Grę w serialach traktował jak trampolinę, która miała pomóc mu się wybić w show-biznesie. Nie chciał skupiać się wyłącznie na występach w telewizji. Miał inne plany. Marzył o roli w dużej produkcji.
- Chciałbym zagrać w filmie fabularnym, gdzie będę miał dosyć czasu na przygotowanie tego, co mam zagrać. W serialu go nie mam – mówił.
Zdawał sobie sprawę z kruchości życia
Na pytanie jednego z dziennikarzy, czy boi się czegoś w życiu, bez zastanowienia odpowiedział: "Pewnie. Każdego dnia. Przecież mogę wyjść z domu i wpaść pod samochód, ale nie myślę o tym, tylko prę do przodu. Większość tak robi."
Udzielając tego wywiadu, nawet nie wiedział, jak bardzo prorocze okażą się jego słowa.
Wypadek przerwał jego marzenia
24 stycznia 2003 r. doszło do tragicznego w skutkach wypadku. Podczas wyprzedzania samochód aktora zderzył się z nadjeżdżającym z naprzeciwka pojazdem. Razem z Goszczem jechali również Radosław Pazura i Filip Siejka, którzy mieli znacznie więcej szczęścia i przeżyli. Niestety, Goszcz zginął na miejscu.
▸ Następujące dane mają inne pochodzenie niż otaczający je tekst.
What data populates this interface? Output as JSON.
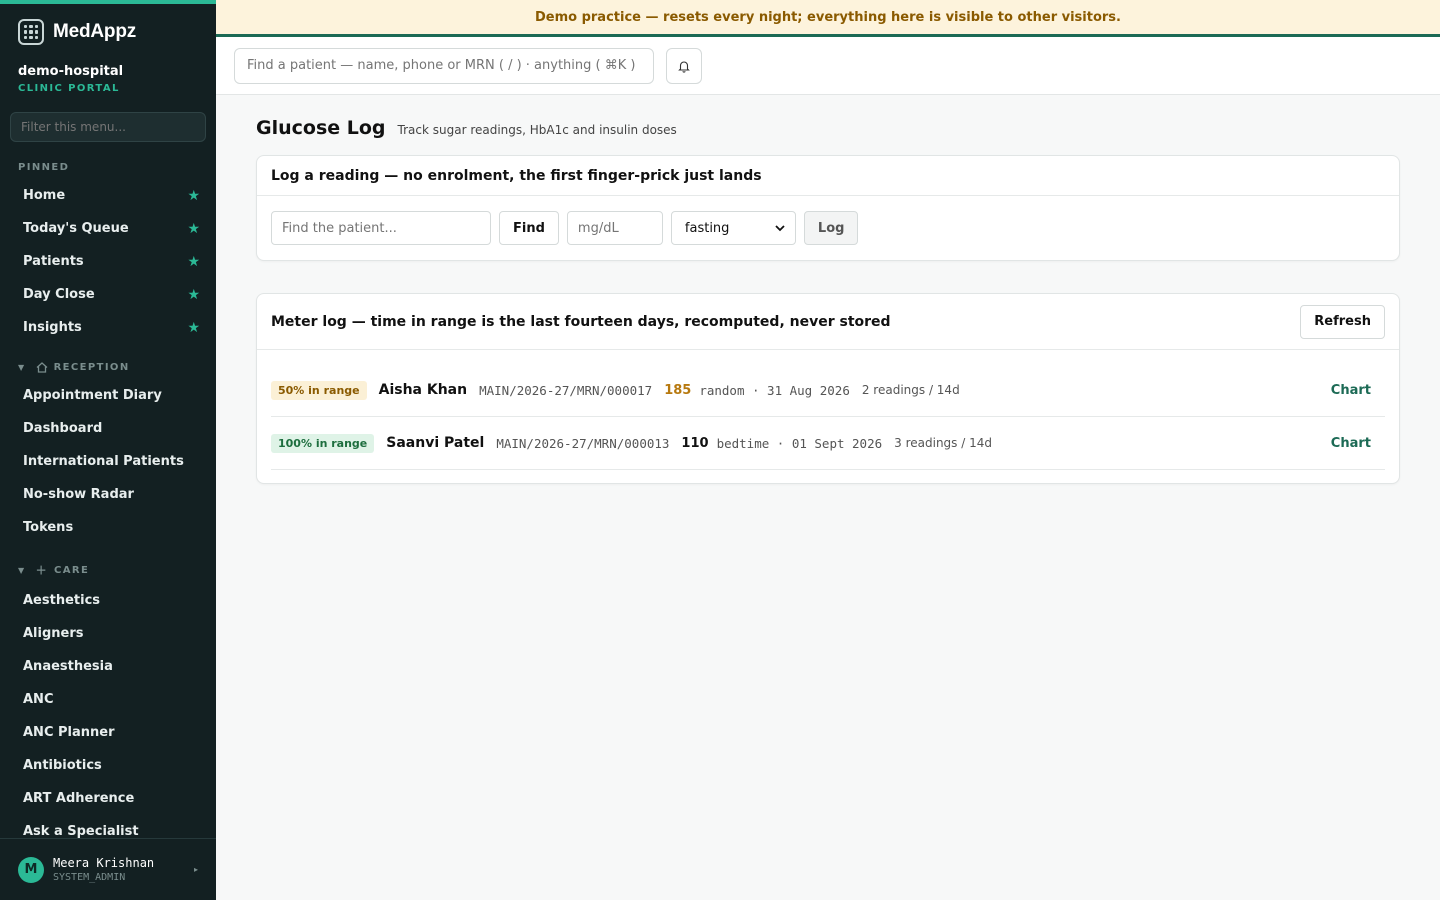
{
  "sidebar": {
    "brand": "MedAppz",
    "org_name": "demo-hospital",
    "org_sub": "CLINIC PORTAL",
    "filter_placeholder": "Filter this menu...",
    "pinned_label": "PINNED",
    "pinned": [
      {
        "label": "Home"
      },
      {
        "label": "Today's Queue"
      },
      {
        "label": "Patients"
      },
      {
        "label": "Day Close"
      },
      {
        "label": "Insights"
      }
    ],
    "groups": [
      {
        "label": "RECEPTION",
        "icon": "home-icon",
        "items": [
          {
            "label": "Appointment Diary"
          },
          {
            "label": "Dashboard"
          },
          {
            "label": "International Patients"
          },
          {
            "label": "No-show Radar"
          },
          {
            "label": "Tokens"
          }
        ]
      },
      {
        "label": "CARE",
        "icon": "plus-icon",
        "items": [
          {
            "label": "Aesthetics"
          },
          {
            "label": "Aligners"
          },
          {
            "label": "Anaesthesia"
          },
          {
            "label": "ANC"
          },
          {
            "label": "ANC Planner"
          },
          {
            "label": "Antibiotics"
          },
          {
            "label": "ART Adherence"
          },
          {
            "label": "Ask a Specialist"
          }
        ]
      }
    ],
    "user": {
      "initial": "M",
      "name": "Meera Krishnan",
      "role": "SYSTEM_ADMIN"
    }
  },
  "banner": "Demo practice — resets every night; everything here is visible to other visitors.",
  "topbar": {
    "search_placeholder": "Find a patient — name, phone or MRN ( / ) · anything ( ⌘K )"
  },
  "page": {
    "title": "Glucose Log",
    "subtitle": "Track sugar readings, HbA1c and insulin doses"
  },
  "log_card": {
    "title": "Log a reading — no enrolment, the first finger-prick just lands",
    "patient_placeholder": "Find the patient...",
    "find_label": "Find",
    "value_placeholder": "mg/dL",
    "context_selected": "fasting",
    "log_label": "Log"
  },
  "meter_card": {
    "title": "Meter log — time in range is the last fourteen days, recomputed, never stored",
    "refresh_label": "Refresh",
    "rows": [
      {
        "badge": "50% in range",
        "name": "Aisha Khan",
        "mrn": "MAIN/2026-27/MRN/000017",
        "value": "185",
        "context": "random · 31 Aug 2026",
        "count": "2 readings / 14d",
        "action": "Chart"
      },
      {
        "badge": "100% in range",
        "name": "Saanvi Patel",
        "mrn": "MAIN/2026-27/MRN/000013",
        "value": "110",
        "context": "bedtime · 01 Sept 2026",
        "count": "3 readings / 14d",
        "action": "Chart"
      }
    ]
  },
  "colors": {
    "accent": "#2bb996",
    "sidebar_bg": "#132022",
    "warn": "#b7790f",
    "ok": "#1d6e3e"
  }
}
Gwiazdor został pochowany na cmentarzu w Wolborzu. W jego pogrzebie uczestniczyli nie tylko mieszkańcy rodzinnych stron aktora, ale również osoby związane ze światem show-biznesu i kultury z Warszawy, Piotrkowa i Tomaszowa. Do dziś wielu fanów nie może pogodzić się ze śmiercią Waldemara Goszcza, który tym roku skończyłby 45 lata.